23ky-37





村山 源(鹿屋中央) 遊撃 178/63 右/右





「守備はプロ級」





 安定した守備力を有する 村山 源 。その守りは、まさにプロ級といった感じで、安心して見ていられるショートの動きだった。ただし、育成枠まで残ったのは、3年夏の大会で 23打数3安打 と、打撃でのアピールが薄かったからではないのだろうか。

走塁面:
☆☆☆ 3.0

 一塁までの到達タイムは、右打席から 4.35秒前後 。これを左打者に換算すると、4.1秒前後となり、ドラフト指名される打者の平均的なタイムとなる。打率.130厘と低迷した夏の大会でも、盗塁は3個決めるなど、それなりに走る意欲もありそうだ。プロレベルで足を売りにするほどかは微妙だが、けして走れない選手ではないだろう。

守備面:
☆☆☆☆ 4.0

 打球への一歩目の反応も良く、フットワーク、スピード感、キャッチング共にまずまずといった感じ。中でも素晴らしいのは、
スローイングが安定している点だ。投げても投手として140キロ台の球を投げられるように、地肩もかなり強そうな印象を受けた。そういった意味では、プロでもニ遊間を担って行けそうな素材だし、高校生の遊撃手としては上位の守備力があると評価できる。





(打撃内容)

<構え> 
☆☆☆★

 ほぼ両足を揃えたスクエアスタンスで、グリップを高めに添えます。背筋を伸ばしつつ、両眼で前を見据える姿勢や全体のバランスとしては、それなりといった感じです。

<仕掛け> 平均的

 投手の重心が下がりきったあたりから動き出す、「平均的な仕掛け」を採用しています。この仕掛けは、ある程度の確実性と長打力を兼ね備えた中距離打者や、勝負強さを売りにするポイントゲッターに多くみられる始動のタイミングです。

<足の運び> 
☆☆☆★ 3.5

 足をほとんど引き上げず、地面をなぞるように回し込んで、真っ直ぐ踏み出してきます。始動~着地までの「間」はそこそこで、速球でも変化球でもスピードの変化にはそれなりに対応できます。真っ直ぐ踏み出すように、内角でも外角でもさばきたいタイプなのかと。
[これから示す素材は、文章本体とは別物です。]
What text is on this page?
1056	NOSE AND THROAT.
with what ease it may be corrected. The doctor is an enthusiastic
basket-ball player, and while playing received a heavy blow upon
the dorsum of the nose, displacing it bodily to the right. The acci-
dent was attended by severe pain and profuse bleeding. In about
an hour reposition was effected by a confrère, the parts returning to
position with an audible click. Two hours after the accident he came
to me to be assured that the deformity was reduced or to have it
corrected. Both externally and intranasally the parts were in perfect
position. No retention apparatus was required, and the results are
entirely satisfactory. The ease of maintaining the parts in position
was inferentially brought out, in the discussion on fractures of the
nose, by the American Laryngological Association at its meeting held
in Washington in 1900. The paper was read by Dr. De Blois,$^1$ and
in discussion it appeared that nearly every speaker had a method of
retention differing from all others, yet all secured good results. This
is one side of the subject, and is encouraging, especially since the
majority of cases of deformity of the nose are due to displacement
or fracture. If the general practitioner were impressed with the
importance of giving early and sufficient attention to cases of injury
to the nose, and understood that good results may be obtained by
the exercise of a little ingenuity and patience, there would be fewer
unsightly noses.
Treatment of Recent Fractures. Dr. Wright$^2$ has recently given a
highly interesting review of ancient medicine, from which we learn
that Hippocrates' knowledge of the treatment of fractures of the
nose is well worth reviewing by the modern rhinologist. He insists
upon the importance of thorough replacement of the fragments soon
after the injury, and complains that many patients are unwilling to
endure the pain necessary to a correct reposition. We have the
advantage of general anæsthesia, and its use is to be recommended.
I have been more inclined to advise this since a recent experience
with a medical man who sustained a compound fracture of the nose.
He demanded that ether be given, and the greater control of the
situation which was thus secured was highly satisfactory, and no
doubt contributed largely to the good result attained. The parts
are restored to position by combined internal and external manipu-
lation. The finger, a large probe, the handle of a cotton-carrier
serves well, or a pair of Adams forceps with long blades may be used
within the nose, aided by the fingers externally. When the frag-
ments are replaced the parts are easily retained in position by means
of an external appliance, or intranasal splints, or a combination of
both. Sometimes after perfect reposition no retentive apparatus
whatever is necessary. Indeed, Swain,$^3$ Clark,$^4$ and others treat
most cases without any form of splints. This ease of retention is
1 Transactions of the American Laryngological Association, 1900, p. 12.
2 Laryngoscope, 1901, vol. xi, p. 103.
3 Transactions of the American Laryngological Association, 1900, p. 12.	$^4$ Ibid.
 踏み込んだ前の足は、インパクト際になんとか地面にめり込ませて止めています。しかし、引っ張りの意識が強いのか? 地面からは早く離れがち。気になるのは、
体から逃げて行く球に対し、かなり弱いように見えました。これは、開きが我慢できず、喰らいつけないスイングになっているからだと考えられます。

<リストワーク> 
☆☆☆ 3.0 

 打撃の準備である「トップ」の形をつくるのは自然体で、力み無くボールは呼び込めています。ただし、それほどバットが内から出てくる感じではないので、引っ張りを好む割に内角のさばきはうまく無いよう見えます。逃げて行く球などにも強く無さそうなので、そういった意味で
はさばける範囲が狭い印象を受けました。

<軸> 
☆☆☆★ 3.5

 足の上げ下げは小さく、
目線の動きは小さめ。体の開きもなんとか我慢できているように見えるものの、外角への対応などをみていると、その点では不安にはなる。軸足の形はそこまで崩れてはいないが、まだ内モモの筋肉なども弱そうで、これから鍛えて行って打球に力感を付けていって欲しい。


(打撃のまとめ)

 鹿児島大会の決勝戦の模様などを見ている限り、そこま
で打撃が弱いとか当て勘自体が悪い感じはしなかった。その辺は技術的な部分の改善と、筋力などがついて来ると変わってくる可能性はある。それでも外角への対応が改善されるかが鍵になりそうで、打撃に関してはまだ指名級だったとは言えないのではないのだろうか。


(最後に)

 
守備に関しては、充分にプロ級だと評価したい。その一方で、打撃に関しては、かなり苦労するのではないかといった感じはしている。ただし、根本的な当て勘が悪いというよりも、メカニズムの部分によるのではないかと見ているが、外角の球への対応が今後改善できるかに懸かっている。そのため、(本会議級)とは評価しずらく、育成枠での指名は妥当だったのではないのだろうか。